La PTCA primaria viene definita come un’angioplastica senza precedente o concomitante terapia fibrinolitica; la “PTCA di salvataggio” rappresenta una PTCA eseguita su un’arteria coronaria che continui a risultare occlusa nonostante sia stata instaurata una terapia fibrinolitica.
A seguito di verifiche di associazione tra andamenti degli esiti e nuove variabili cliniche introdotte nel tracciato delle SDO a partire dal 2018, è possibile calcolare l’esito a partire dall’orario di ricovero del paziente fino all’orario di esecuzione della PTCA; in questo caso è possibile considerare un
intervallo compreso tra 0 e 90 minuti. Pertanto, vengono definiti i seguenti indicatori:
1) STEMI: proporzione di pazienti trattati con PTCA entro 90 minuti dall’accesso nella struttura di ricovero;
2) STEMI: proporzione di pazienti trattati con PTCA entro 90 minuti dall’accesso nella struttura di ricovero rispetto al totale di pazienti trattati con PTCA entro 12 ore dall’accesso nella struttura di ricovero.
Tali indicatori, dunque, utilizzano la valorizzazione delle informazioni di data e ora di ricovero ed intervento di PTCA al fine di procedere ad una migliore caratterizzazione della tempestività di intervento associata a tale procedura.
Gli indicatori hanno lo scopo di fornire indicazioni sul funzionamento dell’intero processo assistenziale ospedaliero a partire dal ricovero del paziente. L’attribuzione dell’esito struttura di ricovero non implica la valutazione della qualità dell’assistenza fornita da quella struttura ma dell’appropriatezza ed efficacia del processo assistenziale che inizia con l’arrivo del paziente a quella struttura.
Il valore degli indicatori può variare tra aree territoriali e strutture; questo fenomeno, oltre che dalla diversa qualità delle cure, può essere causato dalla eterogenea distribuzione, dovuta al case mix, di diversi fattori di rischio come ad esempio età, genere, condizioni di salute del paziente.

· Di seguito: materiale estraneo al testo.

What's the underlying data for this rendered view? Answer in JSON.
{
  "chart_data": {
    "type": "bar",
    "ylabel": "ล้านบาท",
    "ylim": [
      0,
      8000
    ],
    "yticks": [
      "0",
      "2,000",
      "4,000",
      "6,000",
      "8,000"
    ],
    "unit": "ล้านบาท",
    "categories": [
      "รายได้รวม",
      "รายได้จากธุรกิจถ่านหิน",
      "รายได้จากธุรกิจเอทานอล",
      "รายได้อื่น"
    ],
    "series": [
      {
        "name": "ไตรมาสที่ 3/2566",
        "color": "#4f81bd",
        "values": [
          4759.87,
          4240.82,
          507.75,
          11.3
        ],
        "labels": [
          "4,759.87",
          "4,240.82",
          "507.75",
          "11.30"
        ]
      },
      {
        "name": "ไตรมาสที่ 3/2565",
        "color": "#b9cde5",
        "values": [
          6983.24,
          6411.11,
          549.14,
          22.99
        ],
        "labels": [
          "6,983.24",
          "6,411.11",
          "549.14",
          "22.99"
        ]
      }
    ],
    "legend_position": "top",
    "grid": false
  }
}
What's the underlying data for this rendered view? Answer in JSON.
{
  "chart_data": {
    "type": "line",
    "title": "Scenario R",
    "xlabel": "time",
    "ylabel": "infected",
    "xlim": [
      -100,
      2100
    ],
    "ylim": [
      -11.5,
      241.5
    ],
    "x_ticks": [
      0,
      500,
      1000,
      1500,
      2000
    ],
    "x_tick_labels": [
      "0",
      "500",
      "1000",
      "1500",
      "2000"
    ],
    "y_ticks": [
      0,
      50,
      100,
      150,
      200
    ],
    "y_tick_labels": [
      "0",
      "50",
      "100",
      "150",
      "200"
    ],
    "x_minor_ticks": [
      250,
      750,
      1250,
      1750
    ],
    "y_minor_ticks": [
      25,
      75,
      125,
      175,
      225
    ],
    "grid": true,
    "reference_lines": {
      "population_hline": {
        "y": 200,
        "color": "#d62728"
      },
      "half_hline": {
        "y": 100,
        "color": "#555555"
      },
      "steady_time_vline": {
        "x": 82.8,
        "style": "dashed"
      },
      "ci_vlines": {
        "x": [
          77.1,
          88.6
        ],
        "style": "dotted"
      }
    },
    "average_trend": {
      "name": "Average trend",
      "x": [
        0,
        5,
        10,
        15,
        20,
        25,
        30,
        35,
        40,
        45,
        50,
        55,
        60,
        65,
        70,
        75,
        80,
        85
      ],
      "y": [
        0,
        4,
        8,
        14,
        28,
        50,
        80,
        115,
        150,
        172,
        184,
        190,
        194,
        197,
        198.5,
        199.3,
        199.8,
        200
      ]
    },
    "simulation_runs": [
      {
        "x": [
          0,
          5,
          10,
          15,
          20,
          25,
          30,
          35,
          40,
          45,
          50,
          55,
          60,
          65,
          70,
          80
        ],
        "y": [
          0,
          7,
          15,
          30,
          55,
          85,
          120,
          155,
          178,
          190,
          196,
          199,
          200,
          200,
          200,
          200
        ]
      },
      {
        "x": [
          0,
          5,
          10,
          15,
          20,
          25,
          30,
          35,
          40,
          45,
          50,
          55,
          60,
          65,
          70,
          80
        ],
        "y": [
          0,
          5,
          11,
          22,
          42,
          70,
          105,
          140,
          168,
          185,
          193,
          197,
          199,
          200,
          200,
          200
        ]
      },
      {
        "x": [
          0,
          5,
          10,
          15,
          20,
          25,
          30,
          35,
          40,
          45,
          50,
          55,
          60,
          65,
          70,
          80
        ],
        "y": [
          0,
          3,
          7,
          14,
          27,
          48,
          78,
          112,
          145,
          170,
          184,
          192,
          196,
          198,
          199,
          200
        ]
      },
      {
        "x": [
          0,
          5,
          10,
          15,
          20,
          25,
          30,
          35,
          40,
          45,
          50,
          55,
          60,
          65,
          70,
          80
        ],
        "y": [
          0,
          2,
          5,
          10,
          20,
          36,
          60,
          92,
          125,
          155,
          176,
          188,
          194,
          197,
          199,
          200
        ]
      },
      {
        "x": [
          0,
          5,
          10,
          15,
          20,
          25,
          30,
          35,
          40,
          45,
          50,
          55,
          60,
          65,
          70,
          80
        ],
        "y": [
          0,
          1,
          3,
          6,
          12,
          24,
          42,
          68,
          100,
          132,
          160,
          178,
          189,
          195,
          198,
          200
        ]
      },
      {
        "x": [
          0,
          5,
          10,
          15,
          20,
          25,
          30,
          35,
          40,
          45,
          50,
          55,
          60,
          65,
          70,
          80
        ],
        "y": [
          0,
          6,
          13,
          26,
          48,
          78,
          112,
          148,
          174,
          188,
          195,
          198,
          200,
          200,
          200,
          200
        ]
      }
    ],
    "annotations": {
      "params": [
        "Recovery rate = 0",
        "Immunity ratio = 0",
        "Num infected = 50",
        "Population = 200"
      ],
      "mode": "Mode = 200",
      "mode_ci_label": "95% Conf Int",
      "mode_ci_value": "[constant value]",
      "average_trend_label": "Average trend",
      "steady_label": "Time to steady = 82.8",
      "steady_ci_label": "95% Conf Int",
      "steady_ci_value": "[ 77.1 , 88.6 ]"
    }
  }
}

Il Decreto del Ministero della Salute 2 aprile 2015 n. 70 sugli standard relativi all’assistenza ospedaliera, per in pazienti con infarto miocardico STEMI in fase acuta, riporta una soglia minima della proporzione di intervento di angioplastica coronarica percutanea entro 90 min dall’accesso pari al 60%.
Inoltre, è stato calcolato l’indicatore “Ospedalizzazione programmata per interventi di angioplastica coronarica percutanea”; tale indicatore è calcolato esclusivamente per area di residenza e permette di valutare la variabilità della frequenza di interventi di PTCA tra le diverse realtà territoriali italiane.